Unveiling the Orion spacecraft
Calling it an exciting chapter in the United States' great space exploration story, NASA this week unveiled the Orion capsule, which will eventually take astronauts on missions to destinations far beyond Earth, to such places as asteroids and Mars.
Orion will be the most advanced spacecraft ever designed. It will provide emergency abort capability, sustain astronauts during space travel, and provide safe re-entry from deep space. The craft will carry astronauts farther into space than ever before. Orion will launch atop the Space Launch System (SLS), NASA's next flagship rocket currently under design.
At NASA’s Michoud Assembly Facility in Louisiana, the first space-bound Orion capsule is packed up for shipment to the Kennedy Space Center for final processing and outfitting. (It arrived this week). The spacecraft will fly on Exploration Flight Test-1 in 2014.

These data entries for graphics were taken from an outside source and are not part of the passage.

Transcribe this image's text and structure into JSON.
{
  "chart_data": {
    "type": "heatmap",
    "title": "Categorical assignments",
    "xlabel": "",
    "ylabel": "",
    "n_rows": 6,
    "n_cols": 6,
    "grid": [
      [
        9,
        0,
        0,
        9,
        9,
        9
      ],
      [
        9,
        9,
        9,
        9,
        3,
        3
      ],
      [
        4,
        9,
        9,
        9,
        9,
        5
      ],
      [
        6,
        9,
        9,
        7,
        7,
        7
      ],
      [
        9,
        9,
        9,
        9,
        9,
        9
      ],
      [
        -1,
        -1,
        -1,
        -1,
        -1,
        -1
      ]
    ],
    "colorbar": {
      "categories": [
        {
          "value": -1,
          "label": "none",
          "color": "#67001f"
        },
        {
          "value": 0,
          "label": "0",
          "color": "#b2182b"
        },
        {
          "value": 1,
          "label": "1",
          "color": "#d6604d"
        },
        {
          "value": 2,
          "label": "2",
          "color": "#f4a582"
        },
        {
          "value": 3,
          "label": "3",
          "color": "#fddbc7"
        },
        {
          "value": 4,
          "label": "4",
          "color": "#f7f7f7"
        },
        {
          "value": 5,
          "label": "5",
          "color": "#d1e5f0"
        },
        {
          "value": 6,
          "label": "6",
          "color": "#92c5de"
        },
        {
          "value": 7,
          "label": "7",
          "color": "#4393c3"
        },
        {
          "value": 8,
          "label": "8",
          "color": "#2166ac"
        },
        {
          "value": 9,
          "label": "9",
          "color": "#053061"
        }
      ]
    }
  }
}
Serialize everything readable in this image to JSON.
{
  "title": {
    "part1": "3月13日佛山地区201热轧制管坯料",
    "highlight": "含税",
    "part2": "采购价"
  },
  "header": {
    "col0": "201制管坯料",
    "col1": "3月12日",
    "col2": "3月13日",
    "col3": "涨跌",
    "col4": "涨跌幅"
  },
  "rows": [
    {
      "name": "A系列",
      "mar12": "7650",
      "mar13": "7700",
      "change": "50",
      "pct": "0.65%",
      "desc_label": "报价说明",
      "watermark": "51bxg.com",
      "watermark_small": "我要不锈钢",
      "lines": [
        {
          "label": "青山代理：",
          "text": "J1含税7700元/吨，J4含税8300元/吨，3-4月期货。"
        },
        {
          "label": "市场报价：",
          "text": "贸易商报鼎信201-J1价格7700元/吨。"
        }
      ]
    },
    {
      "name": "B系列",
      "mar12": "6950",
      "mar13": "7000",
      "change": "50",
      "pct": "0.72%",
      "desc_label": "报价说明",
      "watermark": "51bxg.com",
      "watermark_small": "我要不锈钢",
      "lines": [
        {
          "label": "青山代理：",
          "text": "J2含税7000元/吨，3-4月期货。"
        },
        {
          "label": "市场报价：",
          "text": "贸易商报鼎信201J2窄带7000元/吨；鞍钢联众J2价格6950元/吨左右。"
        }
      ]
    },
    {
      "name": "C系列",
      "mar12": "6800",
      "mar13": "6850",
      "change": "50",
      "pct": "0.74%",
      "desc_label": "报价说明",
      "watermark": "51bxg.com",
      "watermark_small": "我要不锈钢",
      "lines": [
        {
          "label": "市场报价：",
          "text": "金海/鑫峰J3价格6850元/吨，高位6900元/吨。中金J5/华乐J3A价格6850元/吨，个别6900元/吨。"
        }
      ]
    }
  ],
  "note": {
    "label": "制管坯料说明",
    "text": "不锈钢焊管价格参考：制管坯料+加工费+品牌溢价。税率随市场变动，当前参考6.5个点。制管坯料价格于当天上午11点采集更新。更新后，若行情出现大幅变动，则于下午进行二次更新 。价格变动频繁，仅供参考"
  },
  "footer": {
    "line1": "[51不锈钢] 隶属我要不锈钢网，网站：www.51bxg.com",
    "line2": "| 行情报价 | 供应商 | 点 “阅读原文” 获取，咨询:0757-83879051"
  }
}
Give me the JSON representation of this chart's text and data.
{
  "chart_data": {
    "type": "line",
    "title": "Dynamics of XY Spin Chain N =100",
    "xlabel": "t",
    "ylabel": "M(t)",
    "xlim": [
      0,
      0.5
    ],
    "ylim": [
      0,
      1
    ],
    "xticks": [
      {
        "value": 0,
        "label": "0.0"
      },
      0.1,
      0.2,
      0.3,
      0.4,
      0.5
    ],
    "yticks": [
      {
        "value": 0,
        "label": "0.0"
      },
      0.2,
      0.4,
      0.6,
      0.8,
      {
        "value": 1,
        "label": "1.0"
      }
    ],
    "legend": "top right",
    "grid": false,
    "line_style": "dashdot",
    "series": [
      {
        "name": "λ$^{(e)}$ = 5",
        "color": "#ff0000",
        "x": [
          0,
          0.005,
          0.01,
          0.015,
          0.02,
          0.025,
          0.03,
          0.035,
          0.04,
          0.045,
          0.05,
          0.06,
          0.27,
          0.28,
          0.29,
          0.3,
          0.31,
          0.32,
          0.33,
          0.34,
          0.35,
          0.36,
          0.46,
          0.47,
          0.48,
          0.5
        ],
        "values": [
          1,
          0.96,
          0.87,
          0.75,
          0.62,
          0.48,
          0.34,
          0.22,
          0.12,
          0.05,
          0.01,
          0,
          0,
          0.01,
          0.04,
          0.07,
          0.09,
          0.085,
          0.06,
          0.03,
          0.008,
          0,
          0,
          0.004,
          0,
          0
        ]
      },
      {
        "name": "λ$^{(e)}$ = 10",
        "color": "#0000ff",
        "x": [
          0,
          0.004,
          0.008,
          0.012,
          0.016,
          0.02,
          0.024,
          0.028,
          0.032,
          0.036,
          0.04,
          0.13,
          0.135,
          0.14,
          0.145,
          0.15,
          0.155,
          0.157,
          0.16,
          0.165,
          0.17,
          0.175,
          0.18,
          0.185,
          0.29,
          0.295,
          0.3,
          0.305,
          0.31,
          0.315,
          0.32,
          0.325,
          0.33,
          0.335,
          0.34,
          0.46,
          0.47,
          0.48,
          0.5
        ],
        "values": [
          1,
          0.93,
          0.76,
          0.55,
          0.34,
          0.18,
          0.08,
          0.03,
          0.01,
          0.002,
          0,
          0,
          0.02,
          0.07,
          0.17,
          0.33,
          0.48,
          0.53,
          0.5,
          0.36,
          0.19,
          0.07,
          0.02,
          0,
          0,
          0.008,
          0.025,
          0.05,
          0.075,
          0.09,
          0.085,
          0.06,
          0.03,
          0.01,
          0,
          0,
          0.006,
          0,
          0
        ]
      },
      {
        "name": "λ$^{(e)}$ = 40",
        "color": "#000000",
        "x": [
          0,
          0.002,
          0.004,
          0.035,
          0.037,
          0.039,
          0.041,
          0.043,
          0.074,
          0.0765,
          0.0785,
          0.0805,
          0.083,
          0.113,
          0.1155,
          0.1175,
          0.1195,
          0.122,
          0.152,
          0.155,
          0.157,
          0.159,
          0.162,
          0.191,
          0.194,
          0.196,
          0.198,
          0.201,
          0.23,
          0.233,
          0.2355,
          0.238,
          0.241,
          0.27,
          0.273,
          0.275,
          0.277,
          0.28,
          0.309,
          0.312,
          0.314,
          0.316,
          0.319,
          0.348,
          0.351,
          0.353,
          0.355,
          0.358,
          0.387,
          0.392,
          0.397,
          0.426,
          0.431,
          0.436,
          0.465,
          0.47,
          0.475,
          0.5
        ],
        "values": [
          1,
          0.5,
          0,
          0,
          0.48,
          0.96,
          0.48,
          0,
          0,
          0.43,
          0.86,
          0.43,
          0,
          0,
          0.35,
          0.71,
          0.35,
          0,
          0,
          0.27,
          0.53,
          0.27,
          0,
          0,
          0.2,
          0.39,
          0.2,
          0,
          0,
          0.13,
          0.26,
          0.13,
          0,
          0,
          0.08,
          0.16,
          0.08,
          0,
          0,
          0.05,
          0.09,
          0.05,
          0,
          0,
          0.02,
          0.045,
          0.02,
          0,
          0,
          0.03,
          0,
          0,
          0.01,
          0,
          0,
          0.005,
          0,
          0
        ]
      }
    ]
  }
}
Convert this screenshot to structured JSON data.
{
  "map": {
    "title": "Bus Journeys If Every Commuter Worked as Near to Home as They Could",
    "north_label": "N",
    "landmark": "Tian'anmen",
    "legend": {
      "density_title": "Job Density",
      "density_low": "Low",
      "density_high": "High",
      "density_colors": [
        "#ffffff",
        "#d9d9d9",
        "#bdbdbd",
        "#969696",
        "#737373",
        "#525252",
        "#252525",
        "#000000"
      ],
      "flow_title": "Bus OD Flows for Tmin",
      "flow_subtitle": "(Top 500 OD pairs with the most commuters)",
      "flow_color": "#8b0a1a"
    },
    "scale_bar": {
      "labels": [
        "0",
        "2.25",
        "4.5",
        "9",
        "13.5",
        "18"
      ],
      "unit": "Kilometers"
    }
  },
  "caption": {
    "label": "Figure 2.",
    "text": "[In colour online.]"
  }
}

From left, U.S. Sen. Bill Nelson, NASA Kennedy Space Center Director Robert Cabana, and NASA Deputy Director Lori Garver discuss NASA's first space-bound Orion capsule in Kennedy's Operations and Checkout Building high bay following an event marking the spacecraft's arrival in Florida.
At NASA's Marshall Space Flight Center in Huntsville, Ala., SLS Spacecraft & Payload Integration Manager David Beaman, Adapter Subsystem Manager Brent Gaddes, and Multi-Purpose Crew Vehicle to Stage Adapter Lead Myron Tapscott discuss the machining of an aluminum adapter ring similar to the design needed for Exploration Flight.